Question: k-mer counting into R using perfect hashing
4
Macherki M E120 wrote:

I worked in DNA K-mers counting and I prepare this formulation to solve the counting using perfect hash table :  Using Rcpp API(C++) to integrate the code into R:

`````` #include <Rcpp.h>
using namespace Rcpp;
/*
this code can be used with c++ by replacing IntegerVector by std::vector<int>
*/
//************************************************
inline const short int V (const char x){
switch(x){
case 'A':case 'a':
return 0;
break;
case 'C':case 'c':
return 1;
break;
case 'G':case 'g':
return 2;
break;
default:
return 3;
break;
}

}

inline unsigned int  X0( const std::string A,const int k ,const int n){
unsigned int  result=0;
int j=k;
for( int i=n-1;i>n-k-1;i--) {
result+= pow(4,k-j)*V(A[i]);
j--;
}
return result;
}

// [[Rcpp::export]]
inline IntegerVector kmer4(const std::string A,const int n,const int k)
{

IntegerVector P(pow(4,k));
int x=X0(A,k,n);
P[x]++;
const int N=pow(4,k-1);
for( int i=n-k-1;i>-1;i--){
x=N*V(A[i])+x/4-x%4/4;
P[x]++;
}
return P;
}
``````

There are two questions:

Assuming the index x of a kmer,the compliment of x is then (4^k)-x-1. Can we get the reverse using a numeric operation like preceding formula? There are two problems in running time: iteration over the string and vector creation where the k is over then 8. Are there ideas to solve these problems?
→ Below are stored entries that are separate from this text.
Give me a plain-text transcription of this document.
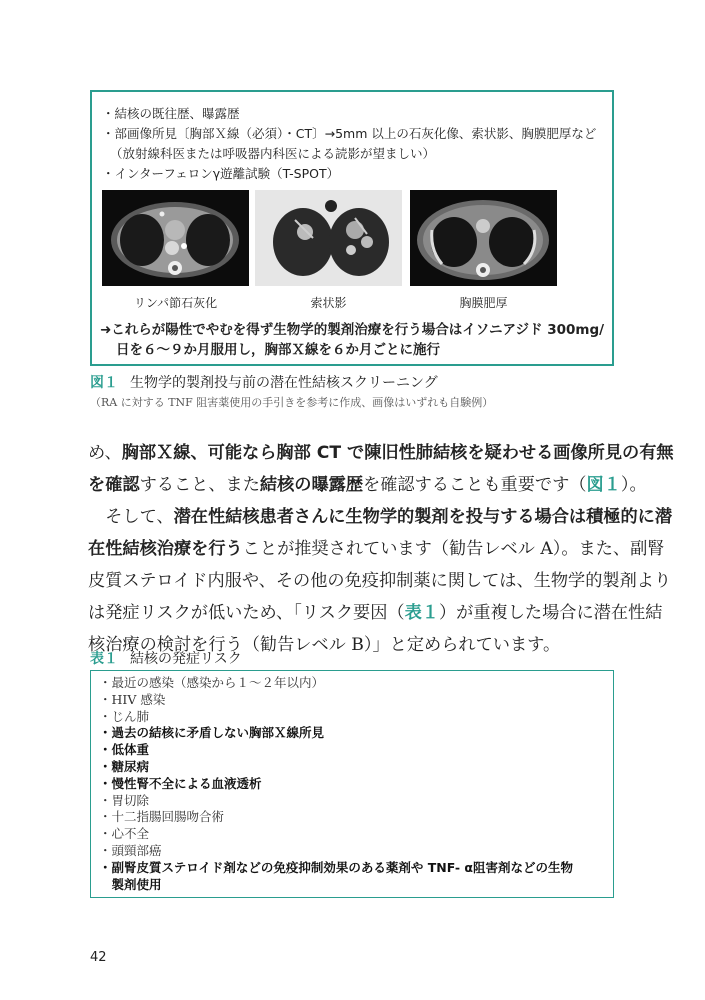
・結核の既往歴、曝露歴
・部画像所見〔胸部Ｘ線（必須）・CT〕→5mm 以上の石灰化像、索状影、胸膜肥厚など
（放射線科医または呼吸器内科医による読影が望ましい）
・インターフェロンγ遊離試験（T-SPOT）
リンパ節石灰化	索状影	胸膜肥厚
➜これらが陽性でやむを得ず生物学的製剤治療を行う場合はイソニアジド 300mg/
日を６〜９か月服用し，胸部Ｘ線を６か月ごとに施行
図１ 生物学的製剤投与前の潜在性結核スクリーニング
（RA に対する TNF 阻害薬使用の手引きを参考に作成、画像はいずれも自験例）
め、胸部Ｘ線、可能なら胸部 CT で陳旧性肺結核を疑わせる画像所見の有無
を確認すること、また結核の曝露歴を確認することも重要です（図１）。
　そして、潜在性結核患者さんに生物学的製剤を投与する場合は積極的に潜
在性結核治療を行うことが推奨されています（勧告レベル A）。また、副腎
皮質ステロイド内服や、その他の免疫抑制薬に関しては、生物学的製剤より
は発症リスクが低いため、「リスク要因（表１）が重複した場合に潜在性結
核治療の検討を行う（勧告レベル B）」と定められています。
表１ 結核の発症リスク
・最近の感染（感染から１〜２年以内）
・HIV 感染
・じん肺
・過去の結核に矛盾しない胸部Ｘ線所見
・低体重
・糖尿病
・慢性腎不全による血液透析
・胃切除
・十二指腸回腸吻合術
・心不全
・頭頸部癌
・副腎皮質ステロイド剤などの免疫抑制効果のある薬剤や TNF- α阻害剤などの生物
　製剤使用
42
rcpp hashing c++ R k-mer • 2.0k views
modified 3.8 years ago • written 4.0 years ago by Macherki M E120
2

I'm not sure if you are doing this as a programming problem, or if you are more interested in the functionality of the software. If it is the latter, consider taking a look at the Bioconductor Biostrings package.

1

I'm also not sure about your goal. What are you trying to accomplish?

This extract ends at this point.